Ancak işin en ilginç kısmı şu: Bazı kanserler keton cisimlerini metabolize etme yeteneğinden yoksundur. Bu, böyle bir kanserin enerji için şekere erişimi yoksa gelişemeyeceği anlamına gelir. Bu durumlarda ketojenik diyet esasen kanser hücrelerini “aç bırakır”. Ne yazık ki, tüm kanserler aynı şekilde tepki vermiyor ve Warburg etkisi evrensel olarak tüm kanserlerde görülmüyor. 

Yine de ketojenik diyetin kanser tedavisine yönelik etkili bir tamamlayıcı müdahale olarak rolüne dair umut verici araştırmalar var. Birinde nöroblastom üzerine çalışmaEn sık çocukları etkileyen bir kanser olan ketojenik diyet, tümör büyümesini önemli ölçüde azalttı ve çalışma deneklerinin (bu durumda fareler) hayatta kalma süresini uzattı.  

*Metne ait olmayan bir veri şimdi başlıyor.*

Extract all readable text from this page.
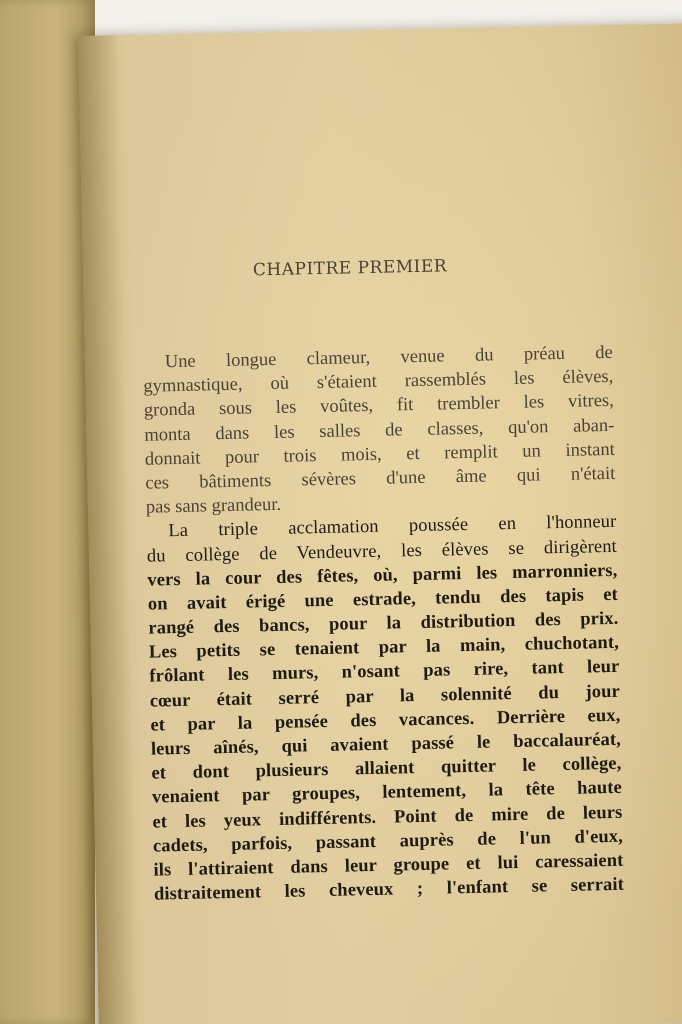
CHAPITRE PREMIER
Une longue clameur, venue du préau de
gymnastique, où s'étaient rassemblés les élèves,
gronda sous les voûtes, fit trembler les vitres,
monta dans les salles de classes, qu'on aban-
donnait pour trois mois, et remplit un instant
ces bâtiments sévères d'une âme qui n'était
pas sans grandeur.
La triple acclamation poussée en l'honneur
du collège de Vendeuvre, les élèves se dirigèrent
vers la cour des fêtes, où, parmi les marronniers,
on avait érigé une estrade, tendu des tapis et
rangé des bancs, pour la distribution des prix.
Les petits se tenaient par la main, chuchotant,
frôlant les murs, n'osant pas rire, tant leur
cœur était serré par la solennité du jour
et par la pensée des vacances. Derrière eux,
leurs aînés, qui avaient passé le baccalauréat,
et dont plusieurs allaient quitter le collège,
venaient par groupes, lentement, la tête haute
et les yeux indifférents. Point de mire de leurs
cadets, parfois, passant auprès de l'un d'eux,
ils l'attiraient dans leur groupe et lui caressaient
distraitement les cheveux ; l'enfant se serrait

Sayılarının giderek arttığını görüyoruz klinik öncesi çalışmalar Ketojenik diyetin kanser tedavisinde tek başına ve/veya klasik tedaviyle kombinasyon halinde adjuvan tedavi olarak değerlendirilmesi. Nöroblastoma ek olarak, ketojenik diyetin tümör baskılayıcı etkisine dair en güçlü kanıtlar glioblastoma (bir beyin tümörü), prostat, kolon, pankreas ve akciğer kanseri için de rapor edilmiştir. 

KD'nin tümör büyümesi ve ilerlemesi üzerindeki etkisini gösteren klinik öncesi kanıtlar.

Burada kanser ve keto hakkında daha fazla bilgi edinin.

Son Söz 

Özetle: Ketojenik diyetin, metabolik sağlıktan kalp ve beyin sağlığına ve daha fazlasına kadar çeşitli alanlarda önemli sağlık faydaları vardır. Çalışmalar devam ettikçe ve vücudun ketojenik diyete tepkisi ve bunun çeşitli sağlıklı yaşam girişimleri için nasıl kullanılabileceği hakkında daha fazla şey anlaşıldıkça, yüksek yağlı, orta proteinli, düşük karbonhidratlı diyetlerin faydalarına dair kesinlikle daha fazla keşif yapılacaktır. ketojenik yaşam tarzı. Ne olursa olsun, dramatik diyet değişiklikleri yapmadan önce daima bir diyetisyene veya birinci basamak doktorunuza danışın. 

cta-kitapçığı

Haftalık bültenlerimize kaydolun ve keto tarif e-kitabımızı alın.

Yeni araştırma bulgularından ve makalelerden olağanüstü keto tariflerine kadar, en iyi keto haberlerini ve tariflerini doğrudan size ulaştırıyoruz!